I’d been working for only a couple days when Lester McMahon, a farmer who works with my father, and a few of his friends took a seat at one of our off to the side booths. They asked for a seat away from the bar and were talking to each other in hushed tones in their dark little booth, so naturally I was curious. I decided to test my social invisibility at work, so I began bussing the table next to theirs. Sure enough, it was as though I wasn’t even there. Lester might as well been bragging to me about the women he’s cheated on his wife with rather than to his trusted comrades. Just while I was standing there, he gave me the names of four different women and even mentioned that one was his wife’s sister. I was shocked.
I'm not sure if what I did next was an action out of vengeance for Mrs. McMahon, greed, or desperation for my family, but I simply wrote on a napkin “If you don’t want your wife to know what you’ve been up to, leave some money beneath your plate.” I let him decide how much he wanted me to keep his dirty little secret. I know it was cruel, but not nearly as cruel as what he did to his wife, so I figured it was ok.
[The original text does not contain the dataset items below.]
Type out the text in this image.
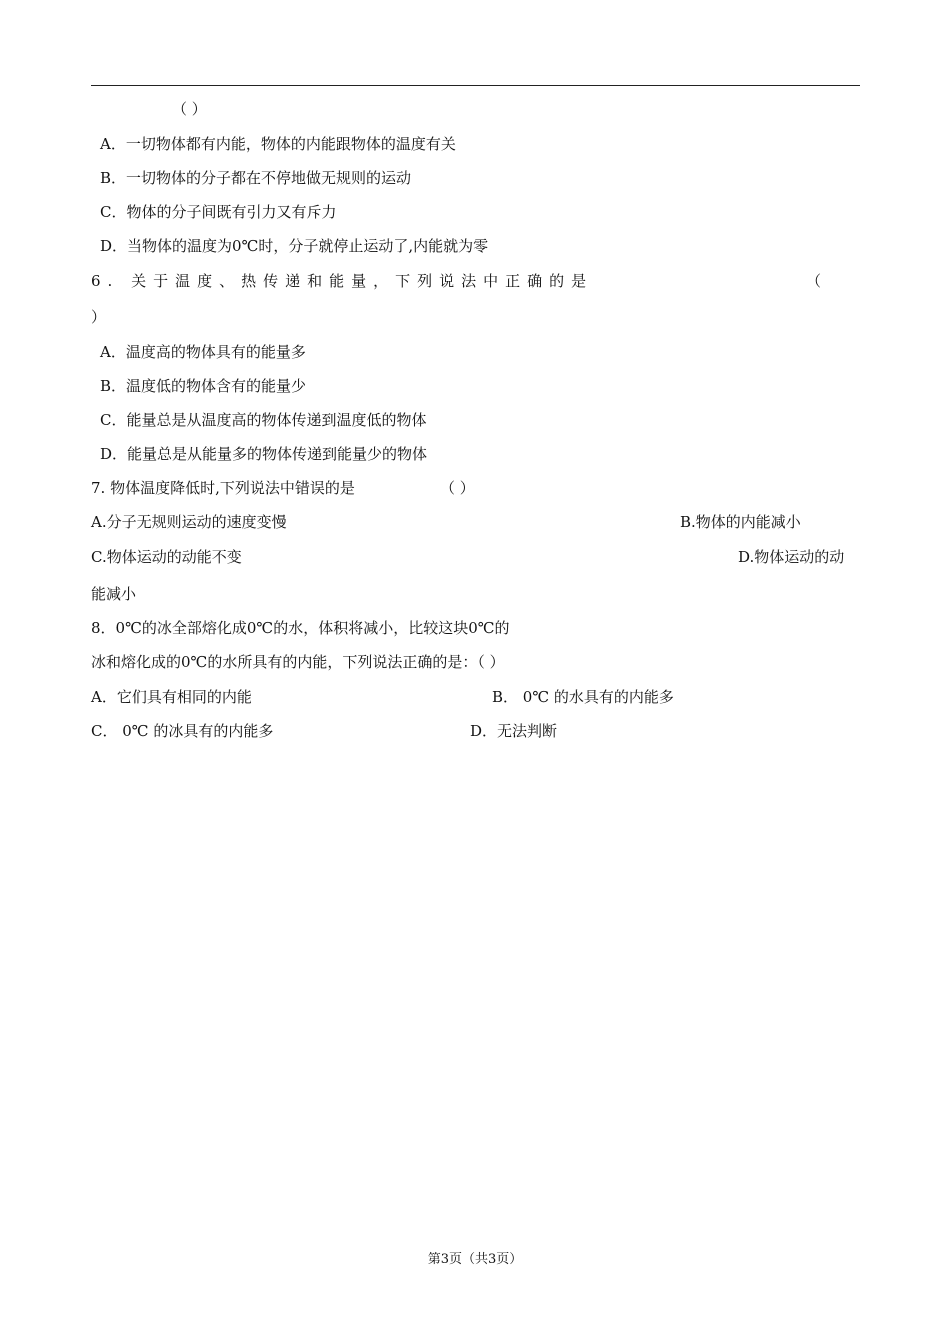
（ ）
A．一切物体都有内能，物体的内能跟物体的温度有关
B．一切物体的分子都在不停地做无规则的运动
C．物体的分子间既有引力又有斥力
D．当物体的温度为0℃时，分子就停止运动了,内能就为零
6. 关于温度、热传递和能量，下列说法中正确的是	（
）
A．温度高的物体具有的能量多
B．温度低的物体含有的能量少
C．能量总是从温度高的物体传递到温度低的物体
D．能量总是从能量多的物体传递到能量少的物体
7. 物体温度降低时,下列说法中错误的是	（ ）
A.分子无规则运动的速度变慢	B.物体的内能减小
C.物体运动的动能不变	D.物体运动的动
能减小
8．0℃的冰全部熔化成0℃的水，体积将减小，比较这块0℃的
冰和熔化成的0℃的水所具有的内能，下列说法正确的是：（ ）
A．它们具有相同的内能	B． 0℃ 的水具有的内能多
C． 0℃ 的冰具有的内能多	D．无法判断
第3页（共3页）
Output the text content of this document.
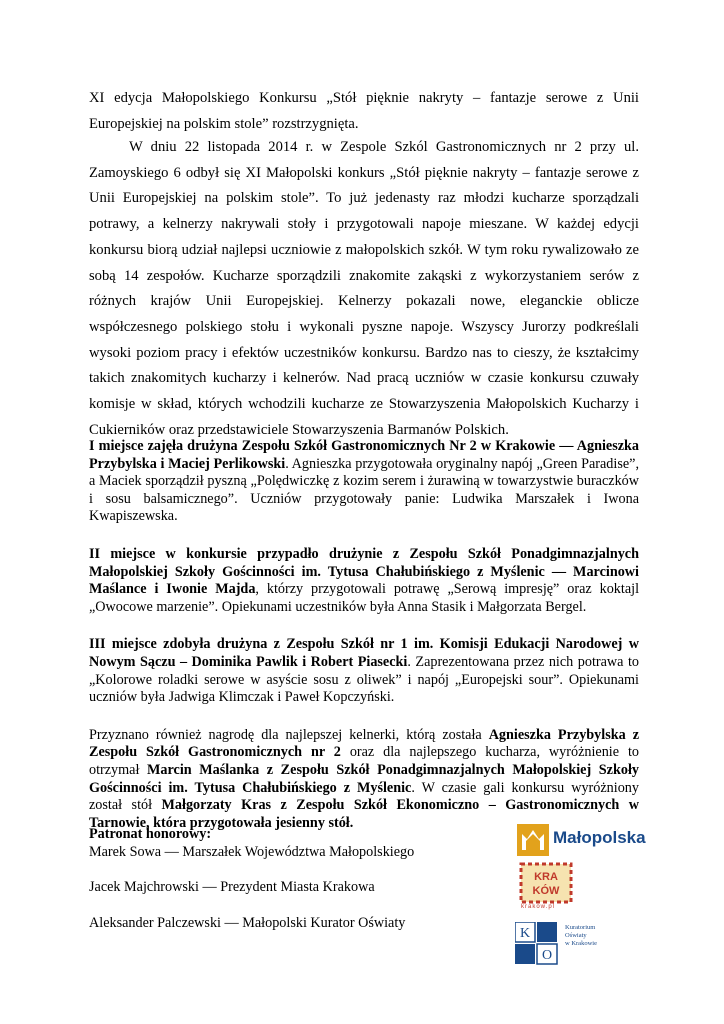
XI edycja Małopolskiego Konkursu „Stół pięknie nakryty – fantazje serowe z Unii Europejskiej na polskim stole” rozstrzygnięta.

W dniu 22 listopada 2014 r. w Zespole Szkól Gastronomicznych nr 2 przy ul. Zamoyskiego 6 odbył się XI Małopolski konkurs „Stół pięknie nakryty – fantazje serowe z Unii Europejskiej na polskim stole”. To już jedenasty raz młodzi kucharze sporządzali potrawy, a kelnerzy nakrywali stoły i przygotowali napoje mieszane. W każdej edycji konkursu biorą udział najlepsi uczniowie z małopolskich szkół. W tym roku rywalizowało ze sobą 14 zespołów. Kucharze sporządzili znakomite zakąski z wykorzystaniem serów z różnych krajów Unii Europejskiej. Kelnerzy pokazali nowe, eleganckie oblicze współczesnego polskiego stołu i wykonali pyszne napoje. Wszyscy Jurorzy podkreślali wysoki poziom pracy i efektów uczestników konkursu. Bardzo nas to cieszy, że kształcimy takich znakomitych kucharzy i kelnerów. Nad pracą uczniów w czasie konkursu czuwały komisje w skład, których wchodzili kucharze ze Stowarzyszenia Małopolskich Kucharzy i Cukierników oraz przedstawiciele Stowarzyszenia Barmanów Polskich.

I miejsce zajęła drużyna Zespołu Szkół Gastronomicznych Nr 2 w Krakowie — Agnieszka Przybylska i Maciej Perlikowski. Agnieszka przygotowała oryginalny napój „Green Paradise”, a Maciek sporządził pyszną „Polędwiczkę z kozim serem i żurawiną w towarzystwie buraczków i sosu balsamicznego”. Uczniów przygotowały panie: Ludwika Marszałek i Iwona Kwapiszewska.

II miejsce w konkursie przypadło drużynie z Zespołu Szkół Ponadgimnazjalnych Małopolskiej Szkoły Gościnności im. Tytusa Chałubińskiego z Myślenic — Marcinowi Maślance i Iwonie Majda, którzy przygotowali potrawę „Serową impresję” oraz koktajl „Owocowe marzenie”. Opiekunami uczestników była Anna Stasik i Małgorzata Bergel.

III miejsce zdobyła drużyna z Zespołu Szkół nr 1 im. Komisji Edukacji Narodowej w Nowym Sączu – Dominika Pawlik i Robert Piasecki. Zaprezentowana przez nich potrawa to „Kolorowe roladki serowe w asyście sosu z oliwek” i napój „Europejski sour”. Opiekunami uczniów była Jadwiga Klimczak i Paweł Kopczyński.

Przyznano również nagrodę dla najlepszej kelnerki, którą została Agnieszka Przybylska z Zespołu Szkół Gastronomicznych nr 2 oraz dla najlepszego kucharza, wyróżnienie to otrzymał Marcin Maślanka z Zespołu Szkół Ponadgimnazjalnych Małopolskiej Szkoły Gościnności im. Tytusa Chałubińskiego z Myślenic. W czasie gali konkursu wyróżniony został stół Małgorzaty Kras z Zespołu Szkół Ekonomiczno – Gastronomicznych w Tarnowie, która przygotowała jesienny stół.

Patronat honorowy:
Marek Sowa — Marszałek Województwa Małopolskiego
Jacek Majchrowski — Prezydent Miasta Krakowa
Aleksander Palczewski — Małopolski Kurator Oświaty
Małopolska
KRA
KÓW
krakow.pl
K
O
Kuratorium
Oświaty
w Krakowie
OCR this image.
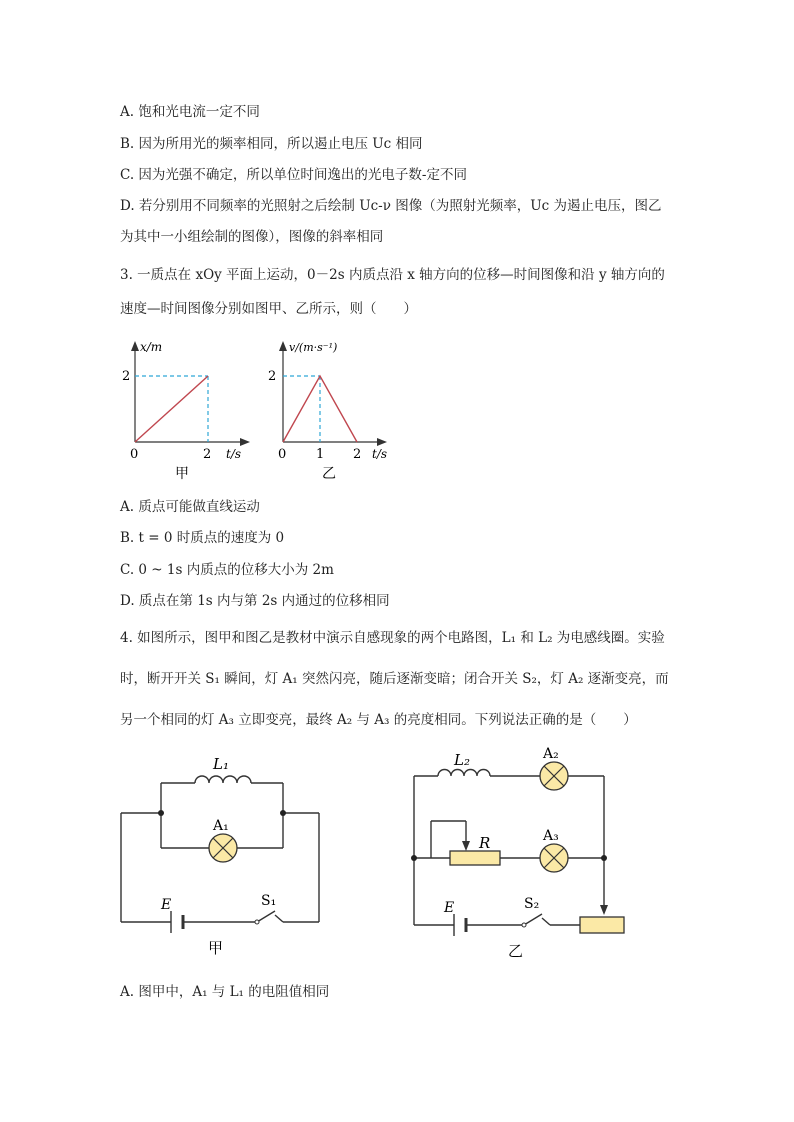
A. 饱和光电流一定不同
B. 因为所用光的频率相同，所以遏止电压 Uc 相同
C. 因为光强不确定，所以单位时间逸出的光电子数-定不同
D. 若分别用不同频率的光照射之后绘制 Uc-ν 图像（为照射光频率，Uc 为遏止电压，图乙
为其中一小组绘制的图像），图像的斜率相同
3. 一质点在 xOy 平面上运动，0－2s 内质点沿 x 轴方向的位移—时间图像和沿 y 轴方向的
速度—时间图像分别如图甲、乙所示，则（　　）
x/m
2
0	2 t/s
甲
v/(m·s⁻¹)
2
0 1 2 t/s
乙
A. 质点可能做直线运动
B. t = 0 时质点的速度为 0
C. 0 ~ 1s 内质点的位移大小为 2m
D. 质点在第 1s 内与第 2s 内通过的位移相同
4. 如图所示，图甲和图乙是教材中演示自感现象的两个电路图，L₁ 和 L₂ 为电感线圈。实验
时，断开开关 S₁ 瞬间，灯 A₁ 突然闪亮，随后逐渐变暗；闭合开关 S₂，灯 A₂ 逐渐变亮，而
另一个相同的灯 A₃ 立即变亮，最终 A₂ 与 A₃ 的亮度相同。下列说法正确的是（　　）
L₁
A₁
E	S₁
甲
L₂	A₂
A₃
R
E	S₂
乙
A. 图甲中，A₁ 与 L₁ 的电阻值相同
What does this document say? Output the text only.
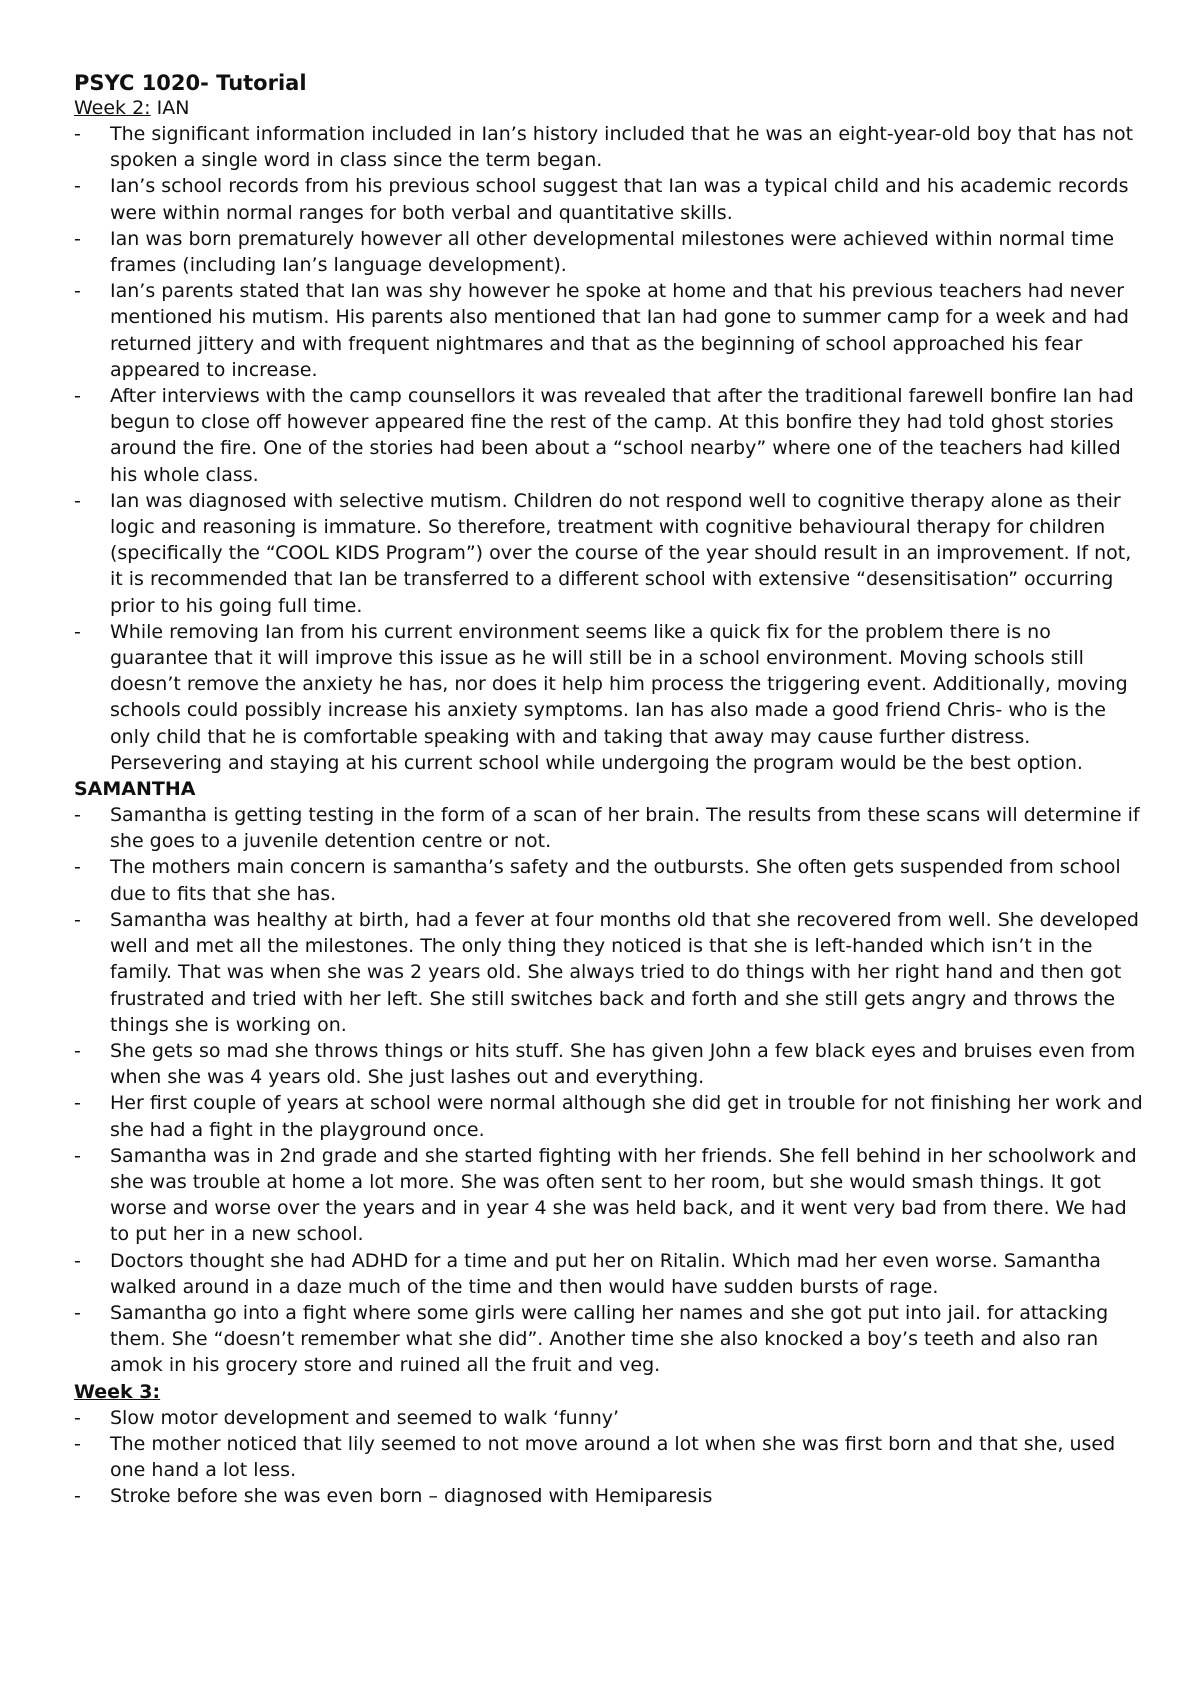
PSYC 1020- Tutorial

Week 2: IAN

- The significant information included in Ian’s history included that he was an eight-year-old boy that has not spoken a single word in class since the term began.
- Ian’s school records from his previous school suggest that Ian was a typical child and his academic records were within normal ranges for both verbal and quantitative skills.
- Ian was born prematurely however all other developmental milestones were achieved within normal time frames (including Ian’s language development).
- Ian’s parents stated that Ian was shy however he spoke at home and that his previous teachers had never mentioned his mutism. His parents also mentioned that Ian had gone to summer camp for a week and had returned jittery and with frequent nightmares and that as the beginning of school approached his fear appeared to increase.
- After interviews with the camp counsellors it was revealed that after the traditional farewell bonfire Ian had begun to close off however appeared fine the rest of the camp. At this bonfire they had told ghost stories around the fire. One of the stories had been about a “school nearby” where one of the teachers had killed his whole class.
- Ian was diagnosed with selective mutism. Children do not respond well to cognitive therapy alone as their logic and reasoning is immature. So therefore, treatment with cognitive behavioural therapy for children (specifically the “COOL KIDS Program”) over the course of the year should result in an improvement. If not, it is recommended that Ian be transferred to a different school with extensive “desensitisation” occurring prior to his going full time.
- While removing Ian from his current environment seems like a quick fix for the problem there is no guarantee that it will improve this issue as he will still be in a school environment. Moving schools still doesn’t remove the anxiety he has, nor does it help him process the triggering event. Additionally, moving schools could possibly increase his anxiety symptoms. Ian has also made a good friend Chris- who is the only child that he is comfortable speaking with and taking that away may cause further distress. Persevering and staying at his current school while undergoing the program would be the best option.

SAMANTHA

- Samantha is getting testing in the form of a scan of her brain. The results from these scans will determine if she goes to a juvenile detention centre or not.
- The mothers main concern is samantha’s safety and the outbursts. She often gets suspended from school due to fits that she has.
- Samantha was healthy at birth, had a fever at four months old that she recovered from well. She developed well and met all the milestones. The only thing they noticed is that she is left-handed which isn’t in the family. That was when she was 2 years old. She always tried to do things with her right hand and then got frustrated and tried with her left. She still switches back and forth and she still gets angry and throws the things she is working on.
- She gets so mad she throws things or hits stuff. She has given John a few black eyes and bruises even from when she was 4 years old. She just lashes out and everything.
- Her first couple of years at school were normal although she did get in trouble for not finishing her work and she had a fight in the playground once.
- Samantha was in 2nd grade and she started fighting with her friends. She fell behind in her schoolwork and she was trouble at home a lot more. She was often sent to her room, but she would smash things. It got worse and worse over the years and in year 4 she was held back, and it went very bad from there. We had to put her in a new school.
- Doctors thought she had ADHD for a time and put her on Ritalin. Which mad her even worse. Samantha walked around in a daze much of the time and then would have sudden bursts of rage.
- Samantha go into a fight where some girls were calling her names and she got put into jail. for attacking them. She “doesn’t remember what she did”. Another time she also knocked a boy’s teeth and also ran amok in his grocery store and ruined all the fruit and veg.

Week 3:

- Slow motor development and seemed to walk ‘funny’
- The mother noticed that lily seemed to not move around a lot when she was first born and that she, used one hand a lot less.
- Stroke before she was even born – diagnosed with Hemiparesis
That night was the night I knew I made the right choice. Despite the fact that my hourly wage was practically nothing, Mr. McMahon gave me more money than I had ever held at one time. I never told a soul about how I got the money and I kept Lester’s secret for him. But some people were not so lucky. By now, I typically overhear a blackmail worthy conversation once a week and I've only revealed two of the scumbags I've blackmailed. The best part is that I'm so invisible in the pub, that nobody notices who is blackmailing them. And they're all too afraid of being revealed to warn anyone but their closest friends. There are even a few people, who I make come back every month just to pad my pocket. I've got a girl who doesn’t want her parents to know she sells drugs, a gentleman who wants his boss to never find out who’s been embezzling money from the business, and a woman who would rather her family know that she’s not sure who her kid’s fathers are.
My greatest risk was to work in a pub. And every day I risk threatening the wrong person. But when I come home each night, there is a peace in my family’s face. They know that they don’t have to worry about here their next meal will come from. They know they won't be decimated if the weather is bad for the plants. They know that they will be ok. And that makes the risk worth it. One hundred times over.
Comments/Other:
After work today, I just had to make this character. I swear I become invisible as soon as I walk through the doors to work.